A case in point is the pugnacious Tiger Williams. How can you not love a guy who will give you the skin off his bear's back? Several years ago, Ballard announced, "I'm looking for a guy you can toss raw meat to and he will go wild." Enter Williams. Since 1975 Tiger has averaged more than 300 penalty minutes a year, and has infused the Leafs with some much-needed courage. Ballard loves him. "They're all scared of him," he says. "You can't hurt the sonofabitch, and you never know what he's thinking."
Williams' admiration for Ballard is no less enthusiastic. "If you're good to him on the ice, he's fantastic to you off the ice," says Tiger. "I've got his Maple Leaf tattooed on my butt."
Every year Ballard spends some $30,000 on Christmas presents for his players, team officials and their families—one year microwave ovens, the next year plane trips for two anywhere on the continent. And he doesn't pinch pennies at contract time or during the season. Three years ago, after he had been particularly abusive toward the Leafs for several weeks, Ballard gave the team two days off in Las Vegas. He explained the move in classic Ballard fashion, dismissing modern athletes as pampered kids who expect such frills. "If I was making $100,000 a year, you could give me crap every day, by the spoonful or the bucketful, and I'd just laugh," he said.
Crusty, vituperative Harold Ballard was a naked newborn in 1903. His father founded Ballard Textile Machinery Co., a supplier of machines and parts and repairs to the knitting and needle trade. Among the company's divisions was the Ballard Skate Company, one of the continent's original tube-skate manufacturers; by 1933 the company was selling half a million pairs of skates a year. As a youth Ballard held Canadian speedskating championships in both the 440- and 880-yard events, and in the 1920s he set a Canadian record by driving a powerboat 63 mph on Ontario's Rice Lake. Ballard played junior hockey in the early '20s, but decided that his future in the game was at the executive—not playing—level. In 1932 he managed the Sea Fleas, sponsored by the National Yacht Club, to the Allan Cup, emblematic of the best senior amateur hockey team in Canada. Ballard later moved on to the West Toronto Nationals junior team, and between 1936 and 1940 he twice managed them to the Memorial Cup, which goes to the best junior team in Canada.
Following World War II, Ballard became manager of the Junior Toronto Marlboros; the coach of the Marlies was his future partner, Stafford Smythe. Then, when Stafford's father Conn bought the Marlies in 1948, Harold Ballard moved into Maple Leaf Gardens.

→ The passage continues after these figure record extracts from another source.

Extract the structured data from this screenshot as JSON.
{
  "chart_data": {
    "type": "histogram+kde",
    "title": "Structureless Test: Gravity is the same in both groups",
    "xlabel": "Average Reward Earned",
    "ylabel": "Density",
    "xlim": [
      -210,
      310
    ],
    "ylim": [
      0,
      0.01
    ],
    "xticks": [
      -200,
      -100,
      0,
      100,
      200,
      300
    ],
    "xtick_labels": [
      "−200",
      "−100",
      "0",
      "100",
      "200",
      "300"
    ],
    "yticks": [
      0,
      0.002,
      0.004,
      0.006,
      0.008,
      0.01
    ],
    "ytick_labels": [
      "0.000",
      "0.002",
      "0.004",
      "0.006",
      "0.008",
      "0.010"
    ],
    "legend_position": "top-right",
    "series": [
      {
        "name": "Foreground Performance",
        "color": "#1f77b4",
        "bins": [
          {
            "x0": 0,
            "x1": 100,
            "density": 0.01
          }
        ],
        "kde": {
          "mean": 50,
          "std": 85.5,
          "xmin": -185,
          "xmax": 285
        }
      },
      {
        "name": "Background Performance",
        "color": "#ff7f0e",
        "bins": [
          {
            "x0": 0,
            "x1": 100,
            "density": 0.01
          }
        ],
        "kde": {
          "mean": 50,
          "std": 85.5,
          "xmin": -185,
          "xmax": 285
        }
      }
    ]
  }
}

Ballard became president of the highly successful Marlboros in 1957 and a director of Maple Leaf Gardens the following year. It was at this time that he and Stafford Smythe befriended John Bassett, publisher of the now-defunct Toronto Telegram and a member of the Maple Leafs' board of directors since 1952. The three of them set about gaining controlling interest in the team.
After a bitter struggle, the triumvirate succeeded in 1961 when Ballard swung a loan of $2 million from a local bank. The Ballard-Bassett-Smythe team bought out the elder Smythe for $2.5 million, thus gaining control of the Maple Leafs—a team that has not had an unsold seat at any of its games since 1946—as well as Maple Leaf Gardens, which was built in the height of the Depression, 1931, for $1.5 million and has been called the most famous building in Canada. Today those properties, owned 90% by Harold Ballard, are worth around $40 million.
Under the Ballard-Bassett-Smythe troika, the Maple Leafs promptly won three straight Stanley Cups. Ballard, in the meantime, set about squeezing liquid gold from the Gardens' very old stone. The first thing he did was tear down the immense portrait of Her Majesty the Queen that the patriotic Smythe had always featured at one end of the Gardens—in order to add more seats. "If people wanted to see a portrait of the queen, they could have gone to an art gallery," Ballard says. "Smythe didn't like me kicking her tail out of here, but what the hell, she doesn't pay me anything. I pay her. Besides, what position can she play?"
He tripled the Leafs' television revenues from $450,000 to $1.5 million, expanded the seating capacity of the building from 12,500 to 16,307 and increased advertising rates inside the Gardens. Sponsors shelled out without a murmur. Ballard also began booking the Gardens for as many dates as he could schedule—religious shows, ballet, rock concerts, wrestling, ice shows—and within two years profits had tripled, from the $350,000 the building made when Conn Smythe ran the show to over $1 million. Within four years, Ballard and Stafford Smythe paid off the $2 million they had borrowed to buy into the Gardens.
While the fortunes of the Maple Leafs took a downward turn after they won their last Stanley Cup in 1967, running the Gardens remained a highly profitable and visible venture for Ballard. Bassett and Stafford Smythe gave Ballard a free hand in managing the building and booking the shows, and Harold quickly earned himself the reputation of a modern-day P.T. Barnum.